My answer to this question is that we’re lonely for something real, a real connection with another person. Our freshman year, we were overwhelmed with new friends. As she goes to USC and I go to UCLA, we were thrust into environments with thousands of people we had never laid eyes on, experiences we never had, and so many new things to do, we lacked the time to contemplate the depth and significance of each of our new friendships.
Now that we’ve both settled into our lives and have started to find our place at our respective schools, we have more time to recognize where some of our friendships fall short. “Fall short” in the sense they aren’t as real as we once thought. This isn’t necessarily a bad thing, it’s just a different scenario, an adjustment of sorts.
It’s like a cleansing, a recognition of who truly is there for you on a deeper level and who is there simply for the fun of it, neither is better than the other, but one is more reliable.
Thus, we’ve experienced falling out of friend love — it sucks.
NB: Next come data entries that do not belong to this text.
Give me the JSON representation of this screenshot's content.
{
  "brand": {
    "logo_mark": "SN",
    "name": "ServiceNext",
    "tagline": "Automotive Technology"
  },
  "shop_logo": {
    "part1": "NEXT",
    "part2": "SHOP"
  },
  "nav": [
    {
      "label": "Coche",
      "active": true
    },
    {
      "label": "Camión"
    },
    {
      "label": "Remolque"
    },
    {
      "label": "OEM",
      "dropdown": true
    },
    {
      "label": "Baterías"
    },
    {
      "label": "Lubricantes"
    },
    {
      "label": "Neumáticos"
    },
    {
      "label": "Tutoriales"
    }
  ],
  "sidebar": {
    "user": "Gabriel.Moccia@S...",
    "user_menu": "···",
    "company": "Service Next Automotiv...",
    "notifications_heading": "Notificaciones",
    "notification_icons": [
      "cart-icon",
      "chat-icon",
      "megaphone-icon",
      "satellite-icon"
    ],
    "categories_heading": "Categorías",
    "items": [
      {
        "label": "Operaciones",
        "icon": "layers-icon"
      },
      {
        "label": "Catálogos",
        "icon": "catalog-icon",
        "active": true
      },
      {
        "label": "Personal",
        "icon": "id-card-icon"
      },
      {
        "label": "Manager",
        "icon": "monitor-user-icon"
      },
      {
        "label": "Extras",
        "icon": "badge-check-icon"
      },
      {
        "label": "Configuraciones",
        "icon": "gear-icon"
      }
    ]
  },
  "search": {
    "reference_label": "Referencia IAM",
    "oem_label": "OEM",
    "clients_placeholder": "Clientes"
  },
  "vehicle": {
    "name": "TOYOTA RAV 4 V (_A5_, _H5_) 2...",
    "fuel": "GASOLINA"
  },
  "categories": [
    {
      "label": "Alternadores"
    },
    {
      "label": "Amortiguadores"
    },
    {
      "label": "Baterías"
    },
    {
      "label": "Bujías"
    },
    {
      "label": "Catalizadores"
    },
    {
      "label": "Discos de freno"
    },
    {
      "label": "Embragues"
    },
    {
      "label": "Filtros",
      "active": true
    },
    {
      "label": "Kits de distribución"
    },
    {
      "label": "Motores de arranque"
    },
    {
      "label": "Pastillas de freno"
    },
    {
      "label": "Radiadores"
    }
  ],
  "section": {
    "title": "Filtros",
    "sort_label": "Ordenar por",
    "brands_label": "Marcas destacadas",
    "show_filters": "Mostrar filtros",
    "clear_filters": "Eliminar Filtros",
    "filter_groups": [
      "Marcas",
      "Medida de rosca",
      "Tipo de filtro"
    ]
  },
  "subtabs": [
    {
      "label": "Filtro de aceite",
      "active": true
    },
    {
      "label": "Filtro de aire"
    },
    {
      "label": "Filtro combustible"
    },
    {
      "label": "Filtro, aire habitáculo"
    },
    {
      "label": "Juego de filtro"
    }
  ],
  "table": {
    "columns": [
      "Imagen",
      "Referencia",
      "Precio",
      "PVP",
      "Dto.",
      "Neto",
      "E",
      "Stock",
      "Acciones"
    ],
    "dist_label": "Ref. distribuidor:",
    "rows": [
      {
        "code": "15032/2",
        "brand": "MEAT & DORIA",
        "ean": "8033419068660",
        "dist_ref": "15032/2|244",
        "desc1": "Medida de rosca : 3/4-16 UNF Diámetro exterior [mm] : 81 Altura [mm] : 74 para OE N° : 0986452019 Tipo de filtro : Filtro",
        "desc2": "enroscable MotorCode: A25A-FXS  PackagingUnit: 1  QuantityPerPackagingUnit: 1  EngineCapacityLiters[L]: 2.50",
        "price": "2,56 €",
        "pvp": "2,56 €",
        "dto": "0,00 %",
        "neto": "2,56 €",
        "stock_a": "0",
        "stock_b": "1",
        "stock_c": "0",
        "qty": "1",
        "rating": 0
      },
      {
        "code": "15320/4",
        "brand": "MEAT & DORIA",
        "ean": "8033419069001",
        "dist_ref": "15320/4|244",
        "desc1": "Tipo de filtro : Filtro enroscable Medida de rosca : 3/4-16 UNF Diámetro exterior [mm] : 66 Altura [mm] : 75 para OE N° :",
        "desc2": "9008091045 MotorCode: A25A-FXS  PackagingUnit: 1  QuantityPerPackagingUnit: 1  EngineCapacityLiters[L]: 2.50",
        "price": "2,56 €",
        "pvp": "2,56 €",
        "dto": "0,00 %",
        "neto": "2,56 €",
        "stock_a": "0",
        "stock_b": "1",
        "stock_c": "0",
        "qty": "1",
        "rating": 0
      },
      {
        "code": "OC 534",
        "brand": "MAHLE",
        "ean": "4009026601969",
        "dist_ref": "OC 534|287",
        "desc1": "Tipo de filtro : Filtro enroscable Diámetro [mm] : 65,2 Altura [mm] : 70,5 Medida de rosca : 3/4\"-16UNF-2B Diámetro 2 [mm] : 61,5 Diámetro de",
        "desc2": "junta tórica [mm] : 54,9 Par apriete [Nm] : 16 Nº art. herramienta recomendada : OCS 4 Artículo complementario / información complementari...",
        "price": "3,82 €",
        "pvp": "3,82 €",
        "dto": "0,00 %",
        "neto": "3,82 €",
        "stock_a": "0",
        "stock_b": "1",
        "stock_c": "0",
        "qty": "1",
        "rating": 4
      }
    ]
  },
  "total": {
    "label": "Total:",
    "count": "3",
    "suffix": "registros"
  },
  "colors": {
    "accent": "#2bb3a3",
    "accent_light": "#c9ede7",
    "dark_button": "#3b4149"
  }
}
Seeing a person you once shared everything with not want anything to do with you is heart-wrenching. As hard as it is, it’s important to keep in mind that if someone doesn’t want you in their life, it’s their loss and it is not worth your precious time to stick around.
My therapist always told me “If you can hold up one finger on one hand and say, ‘I have one true friend,’ you’re luckier than most.” It seems simple: one true friend.
In hindsight, it’s so much more challenging to find someone who is a true friend–someone who will stand by you through everything and will always pick you up when you’re down. From a personal standpoint, it takes a lot to be a true friend, you feel partially responsible for that person, but it is the most rewarding experience of all.
When you feel yourself losing the friendship of one, it becomes challenging to recognize the true friendship of another. Never lose sight of those who genuinely do want the best for you.